Consider $H^2$ to be the hyperbolic $2$-space or radius $1$ (for instance, the upper half plane model) with its hyperbolic metric (coming from the corresponding Riemannian metric). Now, consider two distinct points $p, q \in H^2$, let $d = d(p, q)$ (where this is the hyperbolic distance) and denote by $c$ the unit-speed geodesic from $p$ to $q$. Let $\gamma_1$ be a unit-speed geodesic starting at $p$ and let $\gamma_2$ be a unit-speed geodesic starting at $q$, and assume that:
- $\gamma_1$ is perpendicular to $c$ at $p$.
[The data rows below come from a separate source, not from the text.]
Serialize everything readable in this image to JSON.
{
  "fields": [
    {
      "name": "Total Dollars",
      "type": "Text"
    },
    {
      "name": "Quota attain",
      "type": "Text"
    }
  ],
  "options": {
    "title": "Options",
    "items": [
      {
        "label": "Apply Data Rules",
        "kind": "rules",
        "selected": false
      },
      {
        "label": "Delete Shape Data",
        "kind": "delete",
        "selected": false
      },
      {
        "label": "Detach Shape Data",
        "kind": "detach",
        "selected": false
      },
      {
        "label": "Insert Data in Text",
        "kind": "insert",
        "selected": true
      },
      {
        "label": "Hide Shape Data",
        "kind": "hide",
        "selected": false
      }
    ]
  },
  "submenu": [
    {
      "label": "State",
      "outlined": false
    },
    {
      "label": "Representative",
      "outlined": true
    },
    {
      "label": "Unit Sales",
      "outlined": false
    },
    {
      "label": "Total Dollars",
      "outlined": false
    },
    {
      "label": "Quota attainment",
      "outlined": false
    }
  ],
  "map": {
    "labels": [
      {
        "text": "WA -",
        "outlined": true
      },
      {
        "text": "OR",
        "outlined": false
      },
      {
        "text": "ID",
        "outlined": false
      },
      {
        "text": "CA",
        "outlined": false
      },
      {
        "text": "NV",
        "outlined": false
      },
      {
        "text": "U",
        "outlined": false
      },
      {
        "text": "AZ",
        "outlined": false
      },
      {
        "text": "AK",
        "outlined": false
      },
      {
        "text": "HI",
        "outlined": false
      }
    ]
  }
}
- $\gamma_2$ is perpendicular to $c$ at $q$.
- $\gamma_1(t)$ and $\gamma_2(t)$ are on the "same side" of the geodesic $c$ for $t > 0$.
For $t > 0$, how can we compute $$d(\gamma_1(t), \gamma_2(t))$$ in terms of $d$? I have been told that $$d(\gamma_1(t), \gamma_2(t)) = d \cosh(t),$$ and that one can prove this using Jacobi fields, but I have no idea how to even start proving this question. I know that the length of a Jacobi field can measure this "geodesic deviation" for two geodesics starting at the same point, but here the geodesics start at different points.
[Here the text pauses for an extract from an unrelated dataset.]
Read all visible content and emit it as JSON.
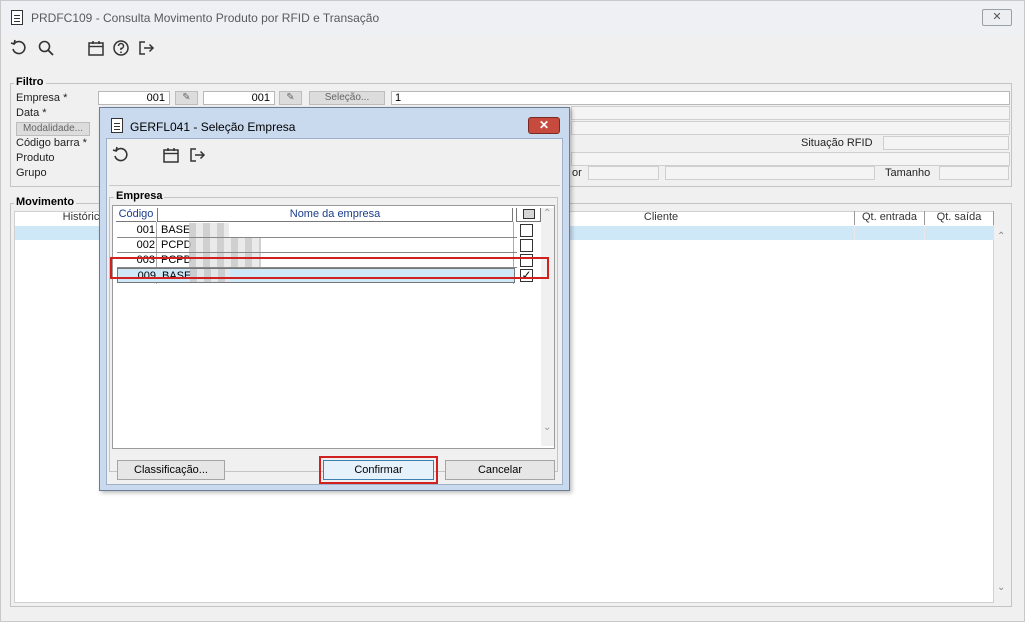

Moreover, is there a similar formula for the distance between two geodesics satisfying the same conditions as above in the unit sphere $\mathbb{S}^2 \subset \mathbb{R}^3$ with the angular metric (coming from the restricted Euclidean metric)? By "similar", I mean $$d(\gamma_1(t), \gamma_2(t)) = d \cos(t), $$ for small positive $t$?
Best Answer
The points $p, q, \gamma_1(t), \gamma_2(t)$ span a Saccheri quadrilateral $Q$ in the hyperbolic plane, where $d$ is the base and $t$ is the common length of the legs of $Q$. The hyperbolic distance between $\gamma_1(t), \gamma_2(t)$ is called the summit $s$ of $Q$. The correct formula for the summit is not $d\cosh(t)$ but $$ \cosh(s)= \cosh(d) \cosh^2(t) - \sinh^2(t) $$
or $$ \sinh(s/2)= \cosh(t) \sinh(d/2). $$ See references in the link (primarily, Greenberg's book). Or, you can look here for a self-contained proof.